IC-01. Posttransplant cyclophosphamide versus ATG for graft-versus-host disease prophylaxis in patients with inherited disorders undergoing allogeneic stem cell transplantation
Tatiana A. Bykova, Anna A. Osipova, Varvara N. Ovechkina, Ivan S. Moiseev, Alexander L. Alyanskiy, Elena V. Semenova, Ludmila S. Zubarovskaya
RM Gorbacheva Research Institute of Pediatric Oncology, Hematology and Transplantation, Pavlov University, St. Petersburg, Russia
Contact: Dr.

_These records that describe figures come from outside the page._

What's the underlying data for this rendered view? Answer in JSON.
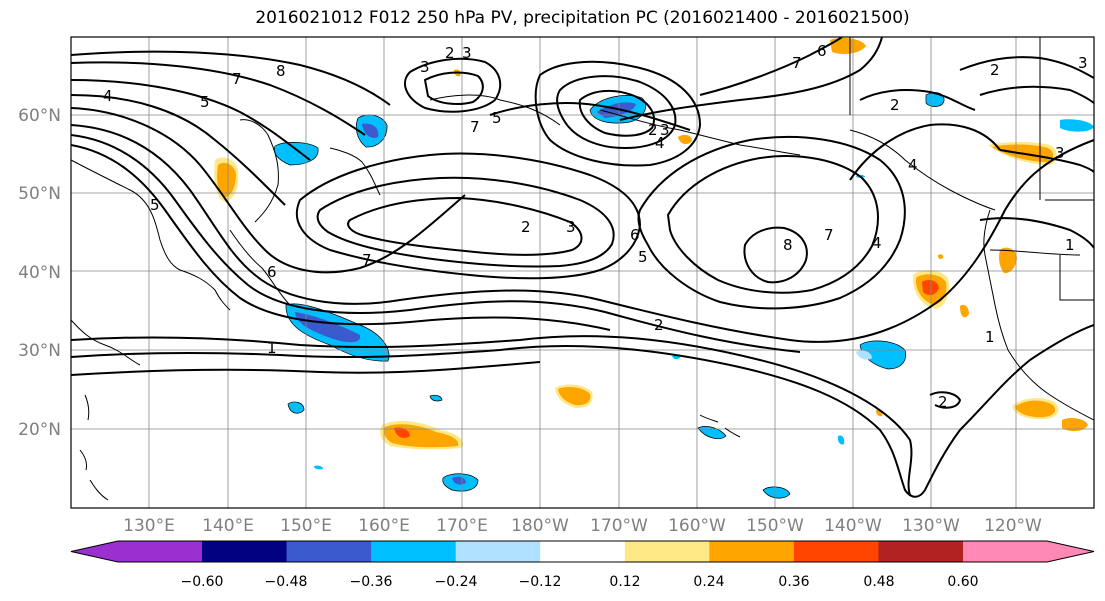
{
  "title": "2016021012 F012 250 hPa PV, precipitation PC (2016021400 - 2016021500)",
  "map": {
    "latitude_labels": [
      "60°N",
      "50°N",
      "40°N",
      "30°N",
      "20°N"
    ],
    "longitude_labels": [
      "130°E",
      "140°E",
      "150°E",
      "160°E",
      "170°E",
      "180°W",
      "170°W",
      "160°W",
      "150°W",
      "140°W",
      "130°W",
      "120°W"
    ],
    "contour_labels": [
      "4",
      "5",
      "7",
      "8",
      "3",
      "2",
      "3",
      "5",
      "2",
      "3",
      "4",
      "6",
      "7",
      "2",
      "3",
      "5",
      "4",
      "3",
      "2",
      "1",
      "7",
      "6",
      "7",
      "3",
      "2",
      "6",
      "5",
      "8",
      "7",
      "4",
      "1",
      "2",
      "2",
      "1"
    ],
    "colors": {
      "purple": "#9b30d0",
      "navy": "#000080",
      "royal_blue": "#3a5acd",
      "sky": "#00bfff",
      "light_sky": "#b0e0ff",
      "white": "#ffffff",
      "light_yellow": "#ffe987",
      "orange": "#ffa500",
      "red_orange": "#ff4500",
      "firebrick": "#b22222",
      "pink": "#ff88b5"
    }
  },
  "colorbar": {
    "tick_labels": [
      "−0.60",
      "−0.48",
      "−0.36",
      "−0.24",
      "−0.12",
      "0.12",
      "0.24",
      "0.36",
      "0.48",
      "0.60"
    ],
    "bin_colors": [
      "#9b30d0",
      "#000080",
      "#3a5acd",
      "#00bfff",
      "#b0e0ff",
      "#ffffff",
      "#ffe987",
      "#ffa500",
      "#ff4500",
      "#b22222",
      "#ff88b5"
    ]
  }
}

Tatiana A. Bykova, e-mail: dr.bykova@mail.ru
Summary
Introduction
Allogeneic hematopoietic stem cell transplantation (allo-HSCT) is performed as a curative treatment for children with non-malignant diseases. Graft-versus-host disease (GVHD) is a potentially life-threatening complication, which restricts opportunity for allo-HSCT. Usage of post-transplant cyclophosphamide (PTCy) has resulted in low incidence of both acute (aGVHD) and chronic GVHD (cGVHD). However, clinical data on PTCy efficacy and rates of primary graft failure are rather scarce for the children with inherited diseases. Our aim was to compare ATG vs PTCy-based GVHD prophylaxis in the patients (pts) with inherited disorders following allo-HSCT.
Patients and methods
The study included 83 pts, most of them were in childhood or at a young age (median of 3 y.o., at a range of 7 mo to 33 y.o.), with different types of inherited disorders (β-thalassemia, 3; bone marrow failure syndromes, 30; inherited metabolic disorders, 37; primary immunodeficiency disorders, 13) who were enrolled into a retrospective study. Donor types were as follows: matched/mismatched unrelated (MUD/MMUD), 68 cases; matched related donor (MRD), 8; haploidentical (haplo) transplants, 7 cases. Conditioning regimens were myeloablative (MAC) in 34 cases; reduced-intensity (RIC) regimen, in 49 pts. The graft source were: bone marrow (BM) in 61 cases, peripheral blood stem cells (PBSC), in 22 pts. Twenty-five pts received PTCy-based GVHD prophylaxis (50 mg/kg on days +3, +4); ATG-based GVHD prevention was applied in 58 pts.
Results
Median follow-up was 27 months (range 1 to 174). The five-year overall survival was 96% vs 61% in the PTCy and ATG groups (p=0.014). The incidence of primary graft failure was 8% vs 12% in the PTCy and ATG groups (p=0.62). Cumulative incidence (CI) of aGVHD grade 2-4 was 28% vs 46% (p=0.07), aGVHD 3-4 grade was seen in 0% vs 25% (p=0.008) in the PTCy and ATG groups, respectively. CI of chronic GVHD was 17% vs 39% in PTCy and ATG groups (p=0.2), extensive chronic GVHD was observed in 4% vs 23% (p=0.16).
Conclusion
We have currently found no differences in the incidence of primary graft failure after HSCT in the mentioned group. A significantly higher survival rate was observed in the PTCy group, due to low incidence of severe acute GVHD.
Keywords
Inherited disorders, allogeneic hematopoietic stem cell transplantation, posttransplant cyclophosphamide, graft failure, graft-versus-host disease.